II - No domínio da acção executiva, a determinação da legitimidade activa e passiva exige uma relação de coincidência entre aqueles que constam do requerimento inicial executivo e no título executivo (art. 53.º, n.º 1, do NCPC (2013)), mas, no que respeita ao lado passivo da instância, aquele que aqui nos interessa, casos há em que a legitimidade passiva não coincide com a pessoa designada no título executivo, em que um terceiro pode ser parte legítima.

III - O credor hipotecário tem o direito de ser pago pelo produto dos bens hipotecados, com preferência sobre os demais credores que não gozem de privilégio especial ou de prioridade de registo (art. 686.º, n.º 1, do CC), pelo que a acção executiva, sob pena de ilegitimidade, tem de ser proposta necessariamente contra o proprietário do bem (art. 735.º, n.º 2, e 818.º do CC), como resulta do art. 54.º, n.ºs 2 e 3, do NCPC.

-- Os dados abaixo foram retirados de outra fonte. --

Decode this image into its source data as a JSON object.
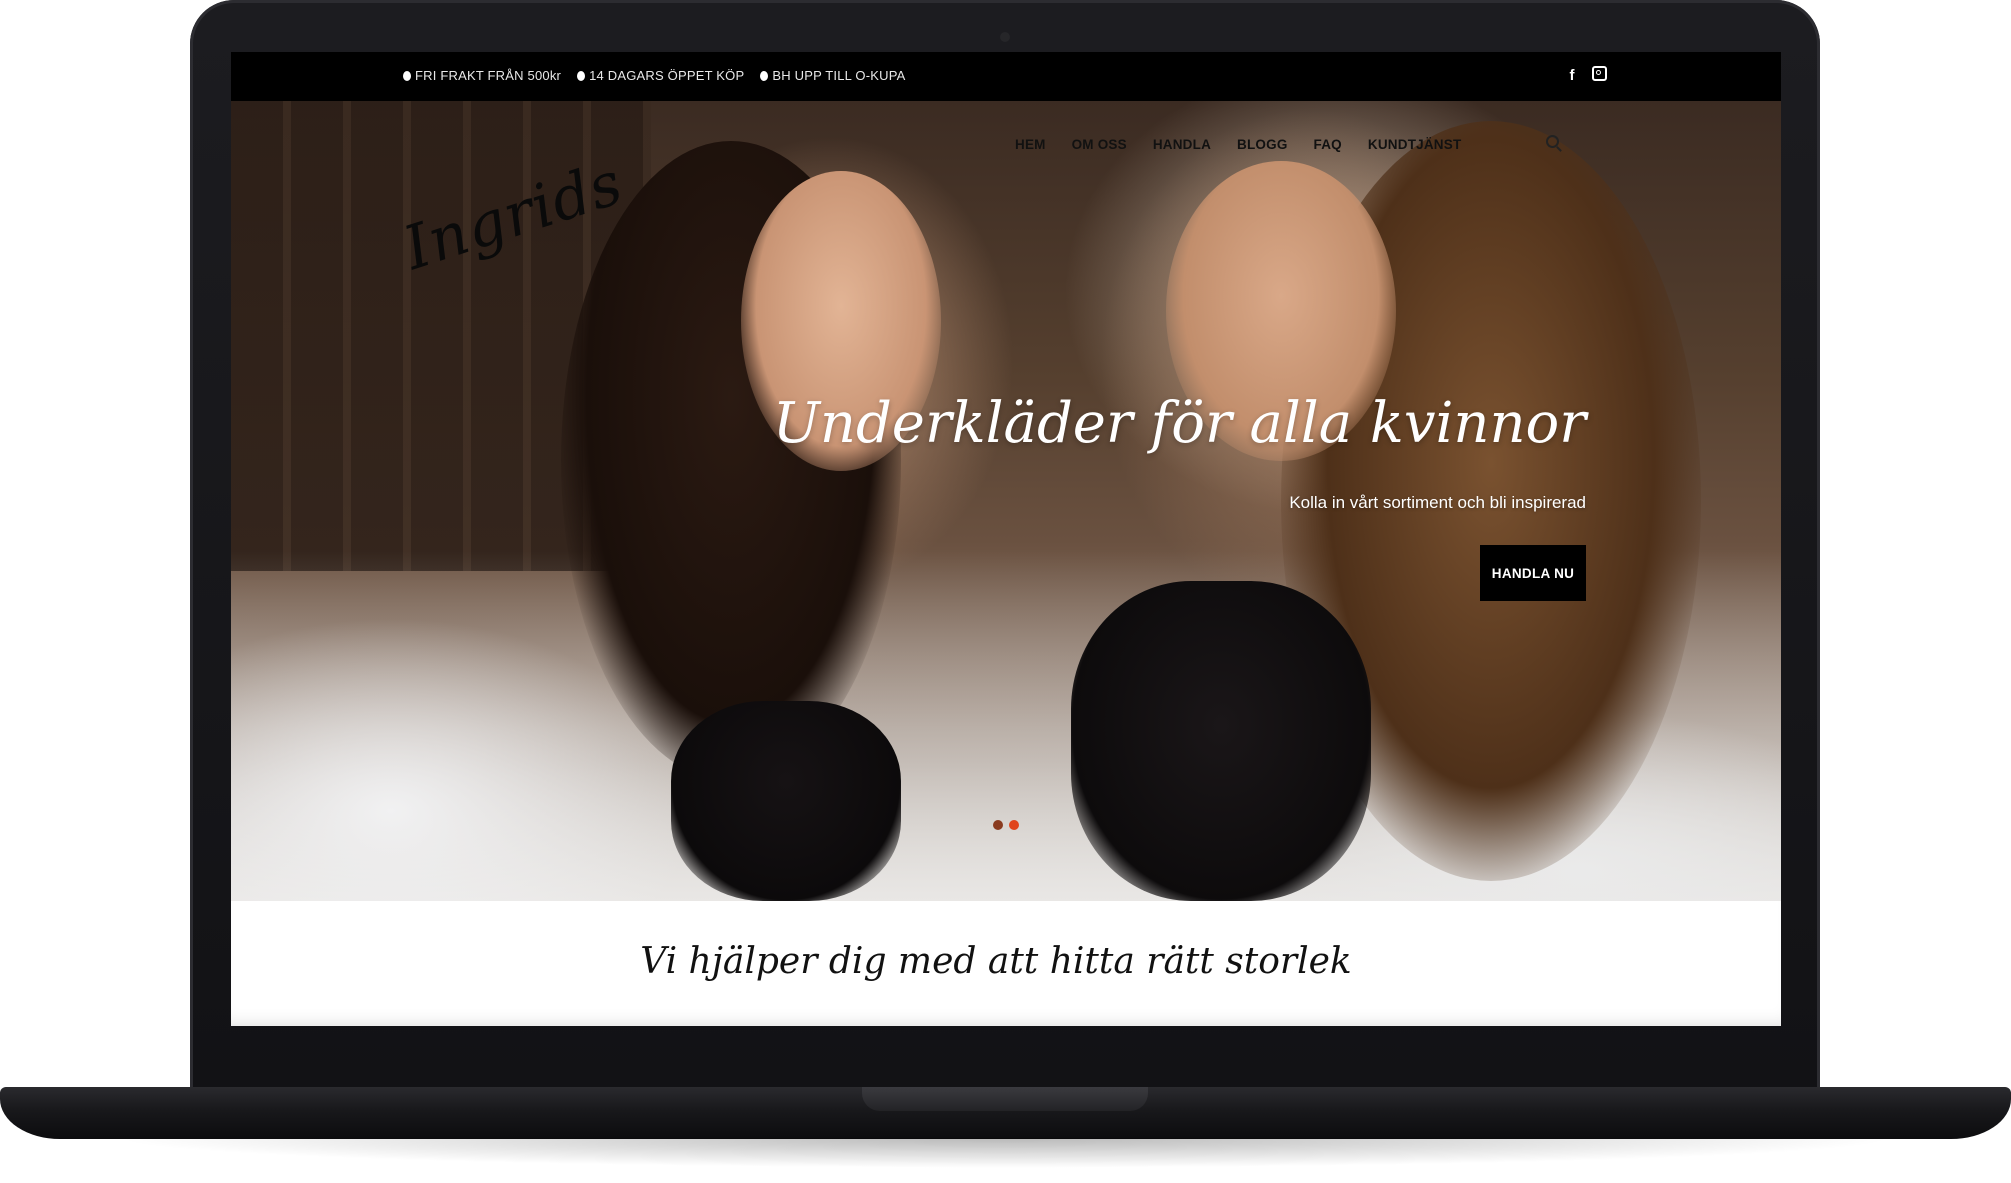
{
  "topbar": {
    "usps": [
      "FRI FRAKT FRÅN 500kr",
      "14 DAGARS ÖPPET KÖP",
      "BH UPP TILL O-KUPA"
    ],
    "social_icons": [
      "facebook-icon",
      "instagram-icon"
    ]
  },
  "header": {
    "logo": "Ingrids",
    "nav": [
      "HEM",
      "OM OSS",
      "HANDLA",
      "BLOGG",
      "FAQ",
      "KUNDTJÄNST"
    ]
  },
  "hero": {
    "headline": "Underkläder för alla kvinnor",
    "subheadline": "Kolla in vårt sortiment och bli inspirerad",
    "cta": "HANDLA NU",
    "slides_count": 2,
    "active_slide": 2
  },
  "section": {
    "title": "Vi hjälper dig med att hitta rätt storlek"
  },
  "colors": {
    "topbar_bg": "#000000",
    "cta_bg": "#000000",
    "slider_dot_active": "#e0451c",
    "laptop_body": "#16161a"
  }
}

IV - Permite este normativo que o exequente que queira fazer valer a garantia real, quando os bens dados em garantia pertençam a terceiro, possa optar entre propor desde logo a execução contra terceiro e o devedor, numa óbvia situação de litisconsórcio voluntário, ou ser mais expectante intentando a execução apenas contra terceiro, para, posteriormente se os bens se revelarem insuficientes, chamar o devedor para alcançar a completa satisfação do crédito exequendo.

V - Não tendo o exequente/credor hipotecário demandado inicialmente os garantes, pode ainda fazê-lo na pendência da execução primitivamente instaurada apenas contra os executados outorgantes do contrato de mútuo garantido por hipoteca, através do incidente de intervenção principal provocada, de modo a que o bem hipotecado, propriedade daqueles terceiros cujo direito de propriedade foi adquirido posteriormente à data da constituição da hipoteca mas antes da dedução da acção executiva, possa responder pela dívida provida de garantia real."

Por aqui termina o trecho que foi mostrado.